The announcement comes simultaneously as Sea Shepherd releases its latest Public Service Announcement about the dangers of consuming farmed salmon. The PSA features Anderson, a B.C., Canada native who is also the non-profit organization’s Chairman of the Board.
Morton and Anderson will be among those on hand to announce the campaign launch in a press conference at False Creek Harbor Authority on Monday July 18th at 1pm. (address and parking details below.)
Operation Virus Hunter, which begins this month in Vancouver, will see Morton travel aboard Sea Shepherd’s R/V Martin Sheen over the course of several weeks, tracing the major salmon migration route that stretches from mainland Vancouver to the north end of Vancouver Island.
Along the route, the Martin Sheen will be stopping at various salmon farms to conduct audits for disease and other factors, which will be done in a non-aggressive and non-harassing manner.
“The salmon farming industry thrives on secrecy, shrouding its activities from public view,” said Morton. “Operation Virus Hunter will shine a bright spotlight on this industry. Canada cannot claim it is protecting the oceans, including wild salmon, while at the same time, allowing the farmed salmon industry to release waste into the world’s largest salmon migration route.
Added Anderson: “Salmon farms keep pens in the ocean, where the fish swim in their own feces, and breed disease and sea lice that kill wild salmon, threatening the orcas’ ability to feed.”
In addition to Morton and Anderson, Sea Shepherd Captain Oona Layolle and First Nations Leader Chief Ernie Crey will also be on hand at the July 18th press conference.

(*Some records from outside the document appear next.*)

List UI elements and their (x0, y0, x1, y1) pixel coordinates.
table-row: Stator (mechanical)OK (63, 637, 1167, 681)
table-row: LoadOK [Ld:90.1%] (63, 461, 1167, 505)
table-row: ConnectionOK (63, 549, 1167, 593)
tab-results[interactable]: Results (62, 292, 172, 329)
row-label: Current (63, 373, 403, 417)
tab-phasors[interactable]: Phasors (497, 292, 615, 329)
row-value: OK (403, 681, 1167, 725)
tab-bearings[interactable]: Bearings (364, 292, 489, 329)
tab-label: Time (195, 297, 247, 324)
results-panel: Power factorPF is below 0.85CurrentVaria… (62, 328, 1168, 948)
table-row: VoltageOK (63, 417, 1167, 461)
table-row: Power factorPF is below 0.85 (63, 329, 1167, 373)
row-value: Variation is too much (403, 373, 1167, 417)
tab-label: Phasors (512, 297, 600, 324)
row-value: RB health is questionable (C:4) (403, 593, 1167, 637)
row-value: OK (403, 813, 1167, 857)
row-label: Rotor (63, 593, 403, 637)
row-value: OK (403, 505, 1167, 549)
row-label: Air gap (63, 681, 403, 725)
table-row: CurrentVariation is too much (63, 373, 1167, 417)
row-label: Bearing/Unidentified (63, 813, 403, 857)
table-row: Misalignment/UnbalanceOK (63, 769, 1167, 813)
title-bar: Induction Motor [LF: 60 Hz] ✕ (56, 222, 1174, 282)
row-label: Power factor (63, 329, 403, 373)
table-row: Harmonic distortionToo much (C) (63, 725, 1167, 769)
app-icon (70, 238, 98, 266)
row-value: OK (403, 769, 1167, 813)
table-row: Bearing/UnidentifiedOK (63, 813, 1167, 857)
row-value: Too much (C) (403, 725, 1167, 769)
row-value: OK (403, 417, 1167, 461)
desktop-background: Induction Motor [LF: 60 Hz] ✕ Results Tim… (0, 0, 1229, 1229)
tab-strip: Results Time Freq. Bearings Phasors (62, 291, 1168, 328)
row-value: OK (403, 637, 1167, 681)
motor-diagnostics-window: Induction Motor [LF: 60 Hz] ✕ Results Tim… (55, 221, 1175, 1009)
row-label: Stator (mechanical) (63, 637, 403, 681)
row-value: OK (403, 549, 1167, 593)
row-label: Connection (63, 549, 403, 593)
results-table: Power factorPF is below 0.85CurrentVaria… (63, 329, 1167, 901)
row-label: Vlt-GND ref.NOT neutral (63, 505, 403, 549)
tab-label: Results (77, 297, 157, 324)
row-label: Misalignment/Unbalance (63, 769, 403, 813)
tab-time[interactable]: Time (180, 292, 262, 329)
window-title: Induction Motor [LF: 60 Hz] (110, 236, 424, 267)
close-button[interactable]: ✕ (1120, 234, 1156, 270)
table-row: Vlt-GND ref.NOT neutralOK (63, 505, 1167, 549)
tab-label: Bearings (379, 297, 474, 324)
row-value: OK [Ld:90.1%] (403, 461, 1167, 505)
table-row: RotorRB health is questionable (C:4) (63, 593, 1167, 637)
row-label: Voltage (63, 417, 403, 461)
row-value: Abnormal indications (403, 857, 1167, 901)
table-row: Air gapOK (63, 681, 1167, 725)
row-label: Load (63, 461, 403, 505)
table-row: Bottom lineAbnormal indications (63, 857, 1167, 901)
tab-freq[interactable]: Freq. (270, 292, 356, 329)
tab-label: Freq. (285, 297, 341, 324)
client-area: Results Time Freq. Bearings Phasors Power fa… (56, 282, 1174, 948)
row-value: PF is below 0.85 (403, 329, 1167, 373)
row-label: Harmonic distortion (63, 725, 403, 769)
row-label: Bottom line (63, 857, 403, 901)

“Ninety-four Nations of the Fraser River view wild salmon as being essential to who they are, and they have worked to conserve those stocks for thousands of years,” said Crey. “The recent salmon declines are a threat to our existence and we hold salmon farms as one of the culprits. The Department of Fisheries and Oceans chooses foreign salmon famers over our title and rights again and again. We ask wild salmon be allowed to come and go to this river free from infection with farm salmon disease.”
Sea Shepherd founder Paul Watson stated:
“It is personally very satisfying to me to send one of our vessels to my home province of British Columbia, to address one of the most insidious threats to biodiversity on the West Coast - salmon farms. Our mission is to investigate, document and expose an industry that is spreading disease, parasites and destroying the natural habitat of our wild salmon - the coho, the sockeye and the chinook. These exotic Atlantic salmon simply do not belong in these waters.”